# README

### Folders

· data/: data for training

· experiments_woz/: training script for RL and SL

· latent dialog/:LaRL model implementation

### Performance：
· Multiwoz2.0: Inform:82.8	SUCCESS:72.1	BLEU:12.8

· Multiwoz2.1: Inform:81.4	SUCCESS:72.3	BLEU:13.5



For model training, go to experiments_woz directory and follow the steps below:

### Step 1: Supervised Learning

    - sl_word: train a standard encoder decoder model using supervised learning (SL)
    - sl_cat: train a latent action model with categorical latetn varaibles using SL.
    - sl_gauss: train a latent action model with gaussian latent varaibles using SL.
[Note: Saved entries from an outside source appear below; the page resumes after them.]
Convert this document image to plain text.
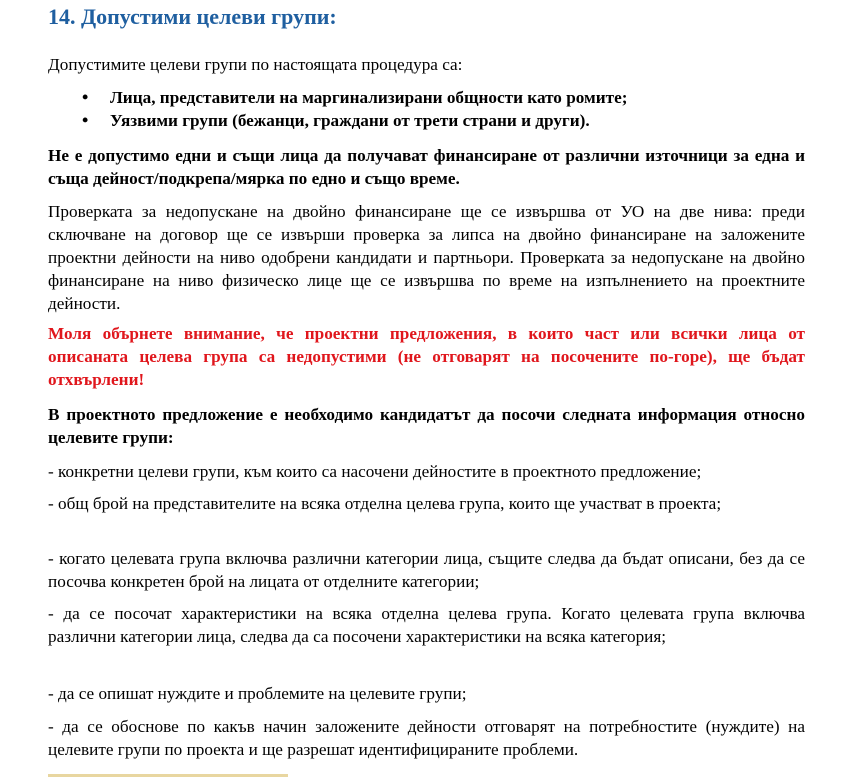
14. Допустими целеви групи:

Допустимите целеви групи по настоящата процедура са:

• Лица, представители на маргинализирани общности като ромите;
• Уязвими групи (бежанци, граждани от трети страни и други).

Не е допустимо едни и същи лица да получават финансиране от различни източници за една и съща дейност/подкрепа/мярка по едно и също време.

Проверката за недопускане на двойно финансиране ще се извършва от УО на две нива: преди сключване на договор ще се извърши проверка за липса на двойно финансиране на заложените проектни дейности на ниво одобрени кандидати и партньори. Проверката за недопускане на двойно финансиране на ниво физическо лице ще се извършва по време на изпълнението на проектните дейности.

Моля обърнете внимание, че проектни предложения, в които част или всички лица от описаната целева група са недопустими (не отговарят на посочените по-горе), ще бъдат отхвърлени!

В проектното предложение е необходимо кандидатът да посочи следната информация относно целевите групи:

- конкретни целеви групи, към които са насочени дейностите в проектното предложение;

- общ брой на представителите на всяка отделна целева група, които ще участват в проекта;

- когато целевата група включва различни категории лица, същите следва да бъдат описани, без да се посочва конкретен брой на лицата от отделните категории;

- да се посочат характеристики на всяка отделна целева група. Когато целевата група включва различни категории лица, следва да са посочени характеристики на всяка категория;

- да се опишат нуждите и проблемите на целевите групи;

- да се обоснове по какъв начин заложените дейности отговарят на потребностите (нуждите) на целевите групи по проекта и ще разрешат идентифицираните проблеми.
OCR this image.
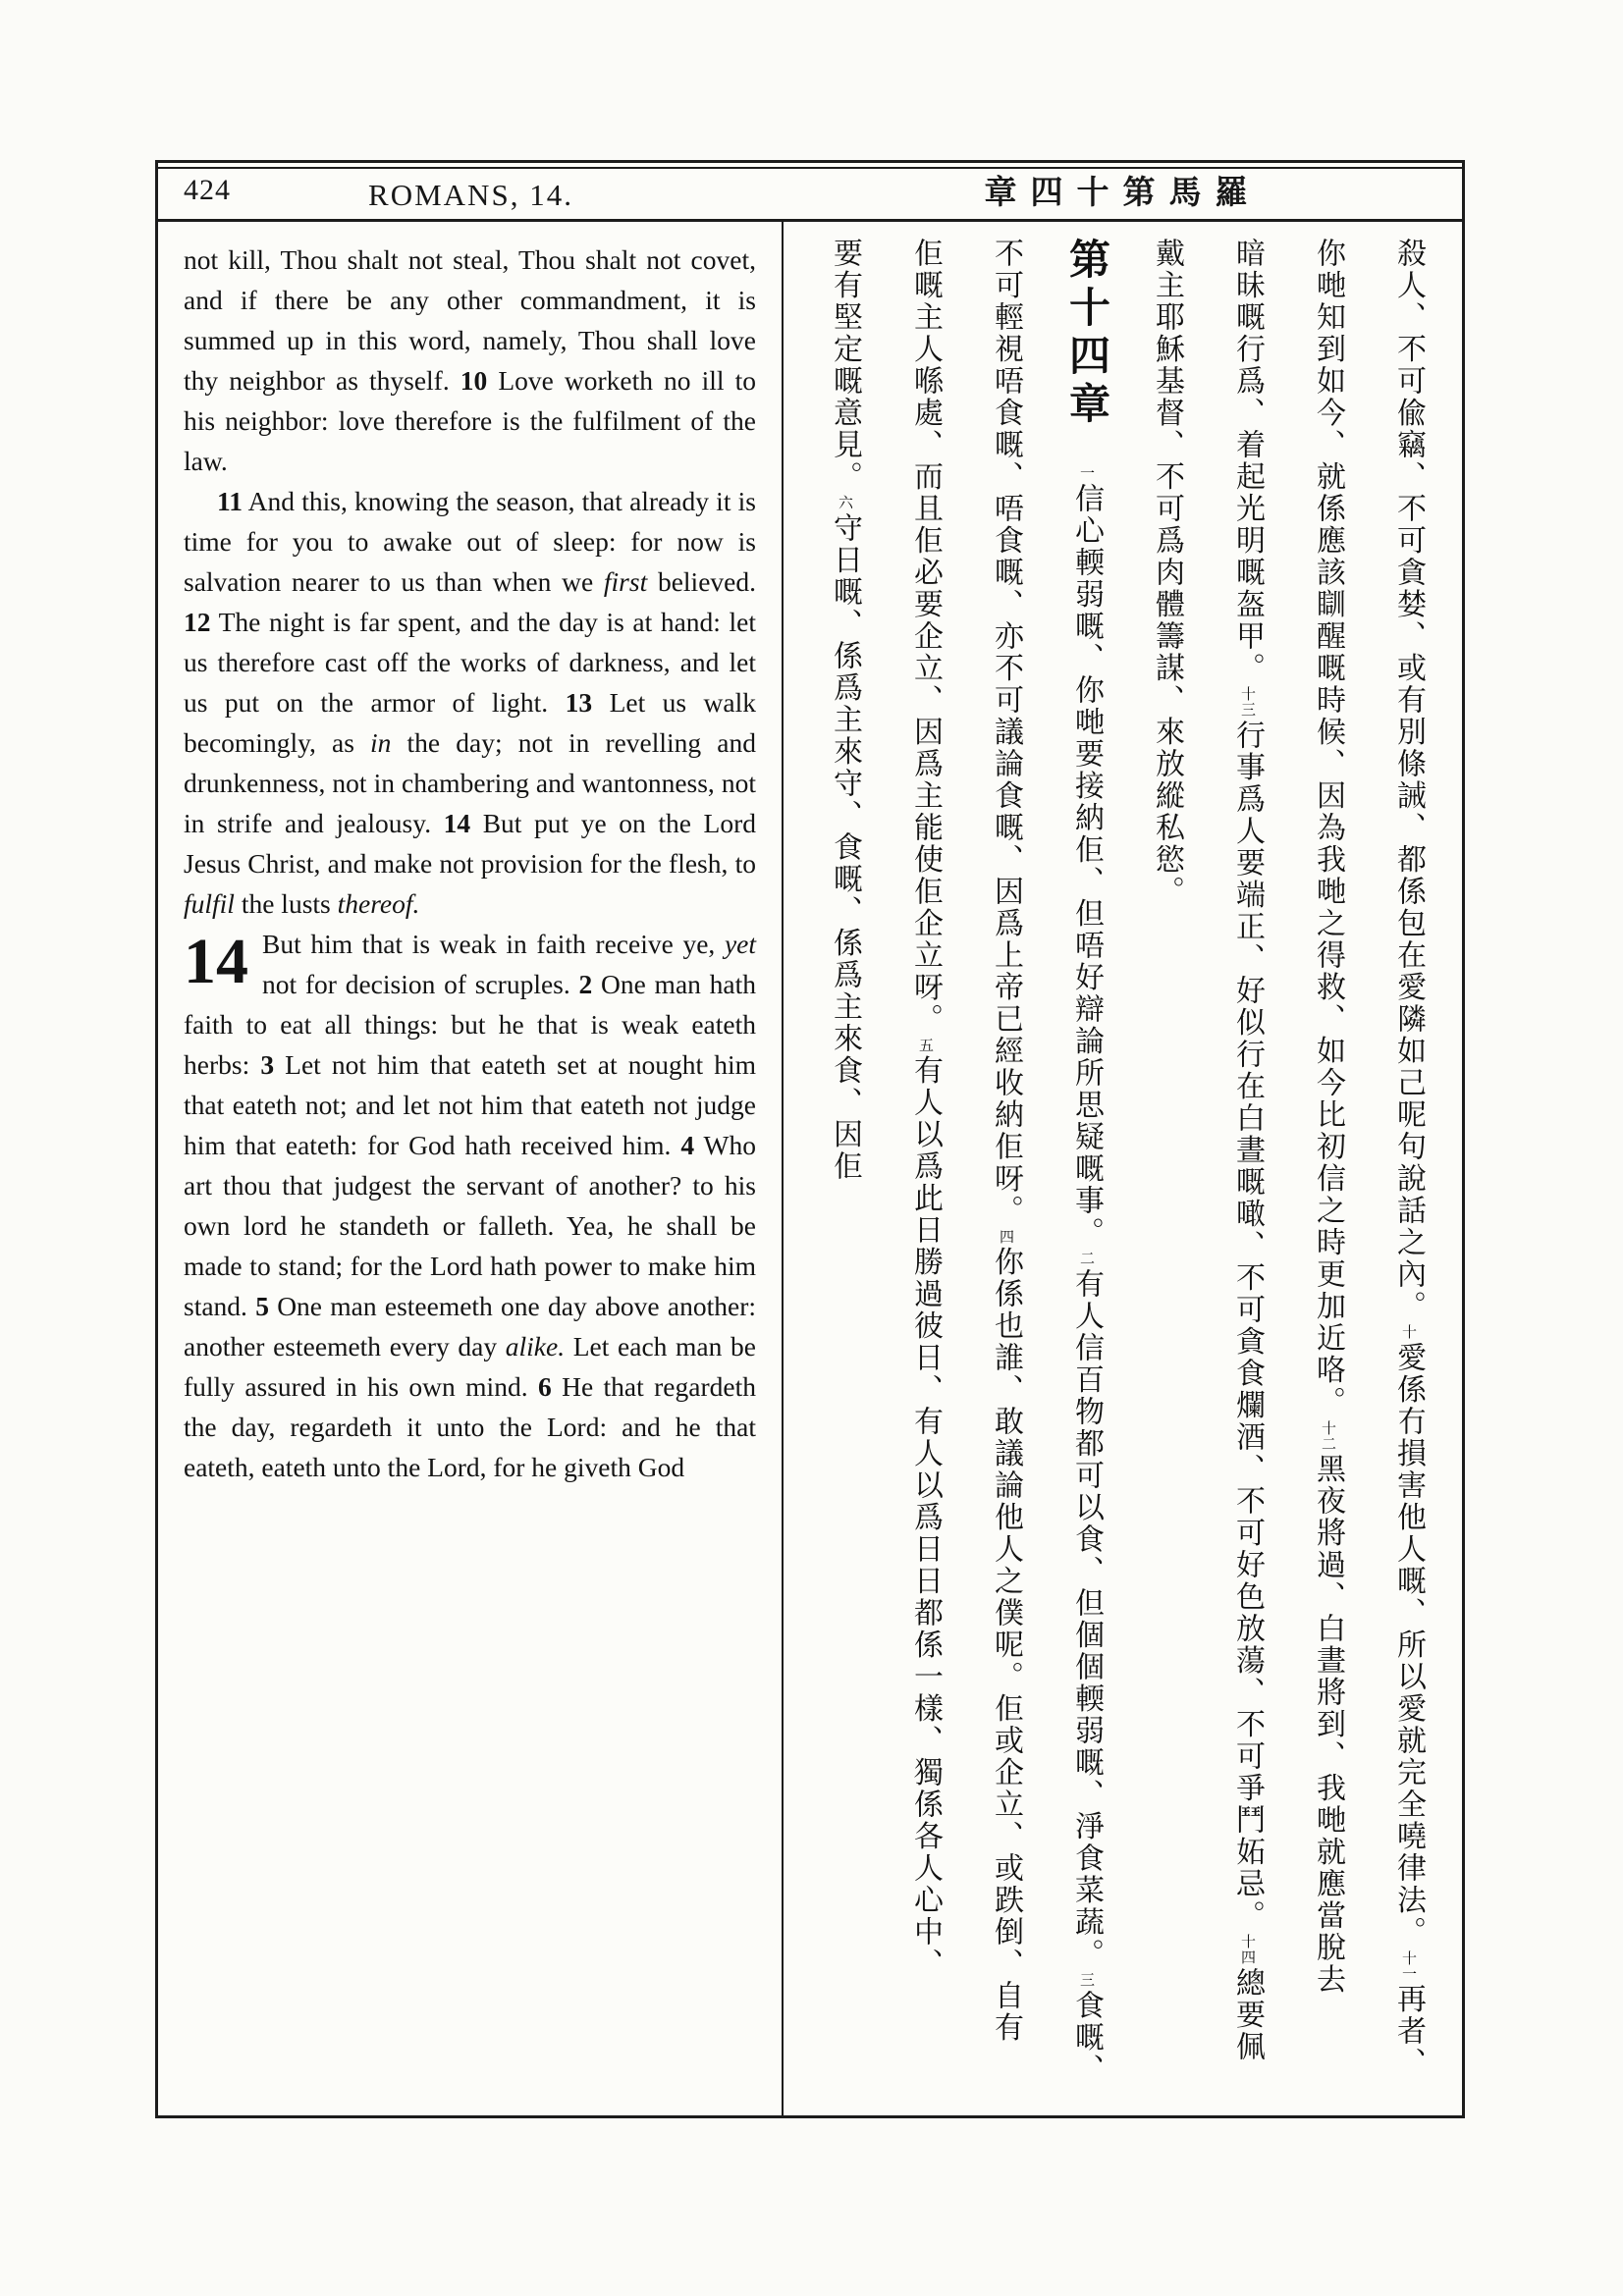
424	ROMANS, 14.	章四十第馬羅

not kill, Thou shalt not steal, Thou shalt not covet, and if there be any other commandment, it is summed up in this word, namely, Thou shall love thy neighbor as thyself. 10 Love worketh no ill to his neighbor: love therefore is the fulfilment of the law.

11 And this, knowing the season, that already it is time for you to awake out of sleep: for now is salvation nearer to us than when we first believed. 12 The night is far spent, and the day is at hand: let us therefore cast off the works of darkness, and let us put on the armor of light. 13 Let us walk becomingly, as in the day; not in revelling and drunkenness, not in chambering and wantonness, not in strife and jealousy. 14 But put ye on the Lord Jesus Christ, and make not provision for the flesh, to fulfil the lusts thereof.

14 But him that is weak in faith receive ye, yet not for decision of scruples. 2 One man hath faith to eat all things: but he that is weak eateth herbs: 3 Let not him that eateth set at nought him that eateth not; and let not him that eateth not judge him that eateth: for God hath received him. 4 Who art thou that judgest the servant of another? to his own lord he standeth or falleth. Yea, he shall be made to stand; for the Lord hath power to make him stand. 5 One man esteemeth one day above another: another esteemeth every day alike. Let each man be fully assured in his own mind. 6 He that regardeth the day, regardeth it unto the Lord: and he that eateth, eateth unto the Lord, for he giveth God

殺人、不可偸竊、不可貪婪、或有別條誡、都係包在愛隣如己呢句說話之內。十愛係冇損害他人嘅、所以愛就完全嘵律法。十一再者、
你哋知到如今、就係應該瞓醒嘅時候、因為我哋之得救、如今比初信之時更加近咯。十二黑夜將過、白晝將到、我哋就應當脫去
暗昧嘅行爲、着起光明嘅盔甲。十三行事爲人要端正、好似行在白晝嘅噉、不可貪食爛酒、不可好色放蕩、不可爭鬥妬忌。十四總要佩
戴主耶穌基督、不可爲肉體籌謀、來放縱私慾。
第十四章一信心輭弱嘅、你哋要接納佢、但唔好辯論所思疑嘅事。二有人信百物都可以食、但個個輭弱嘅、淨食菜蔬。三食嘅、
不可輕視唔食嘅、唔食嘅、亦不可議論食嘅、因爲上帝已經收納佢呀。四你係也誰、敢議論他人之僕呢。佢或企立、或跌倒、自有
佢嘅主人喺處、而且佢必要企立、因爲主能使佢企立呀。五有人以爲此日勝過彼日、有人以爲日日都係一樣、獨係各人心中、
要有堅定嘅意見。六守日嘅、係爲主來守、食嘅、係爲主來食、因佢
### Step 2: Reinforcement Learning
Set the system model folder path in the script:
       
    folder = '2019-04-15-12-43-05-sl_cat'
    epoch_id = '8'

And then set the user model folder path in the script
    
    sim_epoch_id = '5'
    simulator_folder = '2019-04-15-12-43-38-sl_word'  # set to the log folder of the user model

Each script is used for:

    - reinforce_word: fine tune a pretrained model with word-level policy gradient (PG)
    - reinforce_cat: fine tune a pretrained categorical latent action model with latent-level PG.
    - reinforce_gauss: fine tune a pretrained gaussian latent action model with latent-level PG.